Ouvi na rádio que estreou um filme com o título “A pior pessoa do mundo”. Quem pode dizer, de si mesmo, que é a pior pessoa do mundo?
Dir-se-ia, em primeira apanha da reflexão, que tal pessoa interioriza a desqualificação de si mesma, numa patente viragem contra a maré dominante, feita de auto-heróis, gente muito atarefada dentro da sua altivez, gente que se convenceu que não cabe dentro da estatura que o espelho fala, narcisistas de má cepa. Quem adverte os outros para os perigos de uma exposição à sua pessoa joga contra o ensimesmamento dominante. Podia-se elogiar o desassombro de quem se atira de caras ao opróbrio de si mesmo.
A tarefa não é linear. Quem se auto-despromove ao ponto de se situar na derradeira fila das pessoas creditáveis não pode convencer os outros da petição. Para alguém se considerar a pior pessoa do mundo terá de possuir bases concretas que abonem uma comparação com outros, sobretudo com os outros que reclamam o mesmo estatuto. Como não será empreitada mensurável a comparação de abjetas pessoas, quando alguém afirma que é a pior pessoa do mundo não fala com conhecimento de causa – a não ser o conhecimento que tem da sua própria pessoa.

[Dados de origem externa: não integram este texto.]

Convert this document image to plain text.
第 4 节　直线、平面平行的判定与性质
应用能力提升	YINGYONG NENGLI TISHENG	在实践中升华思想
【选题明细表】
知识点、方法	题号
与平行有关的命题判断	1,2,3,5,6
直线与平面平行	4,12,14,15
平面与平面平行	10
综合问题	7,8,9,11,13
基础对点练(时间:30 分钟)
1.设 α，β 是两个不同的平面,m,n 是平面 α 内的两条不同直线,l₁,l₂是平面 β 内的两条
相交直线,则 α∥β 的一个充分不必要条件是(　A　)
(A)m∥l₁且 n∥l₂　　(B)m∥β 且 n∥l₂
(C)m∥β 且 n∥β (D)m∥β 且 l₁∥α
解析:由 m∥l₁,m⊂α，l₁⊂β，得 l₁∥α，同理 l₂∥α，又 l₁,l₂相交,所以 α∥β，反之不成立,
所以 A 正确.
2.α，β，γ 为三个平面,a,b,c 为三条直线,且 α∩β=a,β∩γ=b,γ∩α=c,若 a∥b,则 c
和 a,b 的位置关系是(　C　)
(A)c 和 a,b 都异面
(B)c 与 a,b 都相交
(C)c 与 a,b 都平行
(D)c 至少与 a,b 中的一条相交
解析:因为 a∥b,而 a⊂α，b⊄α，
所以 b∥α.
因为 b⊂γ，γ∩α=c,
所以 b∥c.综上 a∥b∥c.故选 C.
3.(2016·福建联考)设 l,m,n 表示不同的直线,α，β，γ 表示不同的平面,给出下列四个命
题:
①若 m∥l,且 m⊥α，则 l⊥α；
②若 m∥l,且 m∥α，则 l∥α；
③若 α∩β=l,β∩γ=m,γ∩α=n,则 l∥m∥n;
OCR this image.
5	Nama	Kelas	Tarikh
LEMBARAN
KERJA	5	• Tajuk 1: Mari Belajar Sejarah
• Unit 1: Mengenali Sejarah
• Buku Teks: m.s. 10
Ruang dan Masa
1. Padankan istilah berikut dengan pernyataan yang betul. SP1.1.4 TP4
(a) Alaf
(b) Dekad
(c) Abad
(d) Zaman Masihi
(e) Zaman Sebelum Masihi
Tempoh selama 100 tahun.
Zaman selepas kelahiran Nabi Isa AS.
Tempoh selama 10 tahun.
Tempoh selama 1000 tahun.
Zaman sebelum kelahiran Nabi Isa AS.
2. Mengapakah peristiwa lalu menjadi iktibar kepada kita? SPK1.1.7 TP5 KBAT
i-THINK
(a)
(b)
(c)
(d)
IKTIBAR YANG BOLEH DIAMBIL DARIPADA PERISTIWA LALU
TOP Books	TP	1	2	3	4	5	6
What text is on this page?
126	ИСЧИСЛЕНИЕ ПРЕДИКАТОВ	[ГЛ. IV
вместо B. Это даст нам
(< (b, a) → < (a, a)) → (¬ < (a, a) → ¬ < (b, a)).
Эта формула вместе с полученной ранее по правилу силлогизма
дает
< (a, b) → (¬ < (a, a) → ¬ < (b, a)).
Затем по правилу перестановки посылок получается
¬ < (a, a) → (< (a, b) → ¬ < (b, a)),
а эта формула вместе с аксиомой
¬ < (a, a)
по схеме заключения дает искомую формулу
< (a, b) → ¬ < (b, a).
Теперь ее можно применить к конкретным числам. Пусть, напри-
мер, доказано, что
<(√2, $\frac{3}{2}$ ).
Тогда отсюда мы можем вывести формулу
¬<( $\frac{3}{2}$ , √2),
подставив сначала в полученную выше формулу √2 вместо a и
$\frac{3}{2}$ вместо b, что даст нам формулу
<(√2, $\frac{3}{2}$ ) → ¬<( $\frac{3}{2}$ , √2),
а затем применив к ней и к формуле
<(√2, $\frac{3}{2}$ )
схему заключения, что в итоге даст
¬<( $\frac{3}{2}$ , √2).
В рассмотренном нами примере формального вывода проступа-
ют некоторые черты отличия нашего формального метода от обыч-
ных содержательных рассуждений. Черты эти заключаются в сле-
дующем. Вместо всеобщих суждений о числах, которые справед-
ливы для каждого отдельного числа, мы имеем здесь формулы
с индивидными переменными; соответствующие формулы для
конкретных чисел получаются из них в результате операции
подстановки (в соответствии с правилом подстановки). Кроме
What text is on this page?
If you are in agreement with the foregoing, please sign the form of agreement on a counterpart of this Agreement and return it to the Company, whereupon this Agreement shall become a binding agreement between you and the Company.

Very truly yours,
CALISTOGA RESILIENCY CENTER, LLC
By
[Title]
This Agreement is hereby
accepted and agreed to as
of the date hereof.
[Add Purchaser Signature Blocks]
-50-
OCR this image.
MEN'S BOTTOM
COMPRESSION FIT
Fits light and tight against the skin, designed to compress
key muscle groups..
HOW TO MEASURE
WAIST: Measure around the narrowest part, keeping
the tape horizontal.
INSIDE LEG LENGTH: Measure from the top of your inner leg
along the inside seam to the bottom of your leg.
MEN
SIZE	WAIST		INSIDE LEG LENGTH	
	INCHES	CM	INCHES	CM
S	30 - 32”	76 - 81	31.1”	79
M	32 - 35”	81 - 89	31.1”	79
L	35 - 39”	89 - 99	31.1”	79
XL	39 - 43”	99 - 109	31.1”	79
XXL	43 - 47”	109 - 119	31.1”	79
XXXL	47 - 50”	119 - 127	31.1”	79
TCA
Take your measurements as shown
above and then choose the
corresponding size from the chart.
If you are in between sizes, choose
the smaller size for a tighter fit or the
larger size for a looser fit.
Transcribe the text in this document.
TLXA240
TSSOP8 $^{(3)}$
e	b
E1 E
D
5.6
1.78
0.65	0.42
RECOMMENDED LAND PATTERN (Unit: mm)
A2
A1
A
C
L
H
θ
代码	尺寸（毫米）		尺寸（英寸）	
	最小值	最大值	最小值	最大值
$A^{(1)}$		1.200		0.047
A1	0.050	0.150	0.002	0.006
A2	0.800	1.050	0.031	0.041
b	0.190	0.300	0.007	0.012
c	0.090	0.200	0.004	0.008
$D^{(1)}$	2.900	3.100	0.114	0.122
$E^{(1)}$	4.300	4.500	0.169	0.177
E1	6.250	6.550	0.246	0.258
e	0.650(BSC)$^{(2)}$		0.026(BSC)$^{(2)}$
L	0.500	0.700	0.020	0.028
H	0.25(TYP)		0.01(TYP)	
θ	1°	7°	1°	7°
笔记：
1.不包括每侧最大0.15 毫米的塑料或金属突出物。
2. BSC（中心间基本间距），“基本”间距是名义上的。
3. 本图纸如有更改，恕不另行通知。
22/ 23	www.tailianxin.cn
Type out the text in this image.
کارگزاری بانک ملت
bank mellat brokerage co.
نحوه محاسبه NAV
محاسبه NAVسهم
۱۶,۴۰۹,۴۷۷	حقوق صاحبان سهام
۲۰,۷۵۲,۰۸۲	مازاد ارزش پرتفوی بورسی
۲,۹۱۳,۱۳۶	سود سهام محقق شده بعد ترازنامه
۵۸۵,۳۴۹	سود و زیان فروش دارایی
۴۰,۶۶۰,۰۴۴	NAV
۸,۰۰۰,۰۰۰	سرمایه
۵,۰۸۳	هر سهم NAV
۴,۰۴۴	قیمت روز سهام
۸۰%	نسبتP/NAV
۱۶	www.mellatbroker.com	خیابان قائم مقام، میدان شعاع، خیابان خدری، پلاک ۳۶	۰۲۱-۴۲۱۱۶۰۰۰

Por mais que pareça um ato corajoso, jurar com denodo que se é a pior pessoa do mundo resume-se a um narcisismo que levita através do esvaziamento do seu oposto. Quem diz que é a pior pessoa do mundo ganhará o concurso da pessoa mais honesta, a crer nas tendências modernas que colocam uma imensa mole humana no altar das virtudes. A franqueza pode mobilizar uns para uma cerca sanitária em relação a esta pessoa. Mas outros poderão sentir uma pulsão para dele se aproximarem: a vertigem pelo abismo é uma característica inata a certa condição humana. E se os que de si dizem o pior dos possíveis estiverem ao corrente desta pulsão e, intencionalmente, se menosprezarem só para atraírem aqueles que não sabem fugir do abismo? Nesta hipótese, a estratégia está montada para obter o resultado contrário do que é peticionado quando se proclama ser a pior pessoa do mundo.
Acrescente-se outra hipótese: quem avisa ser a pior pessoa do mundo quer afastamento dos demais. Se for genuinamente misantropo, é o arquiteto do seu próprio nirvana. É da natureza humana: as empreitadas não podem ser assim tão acessíveis.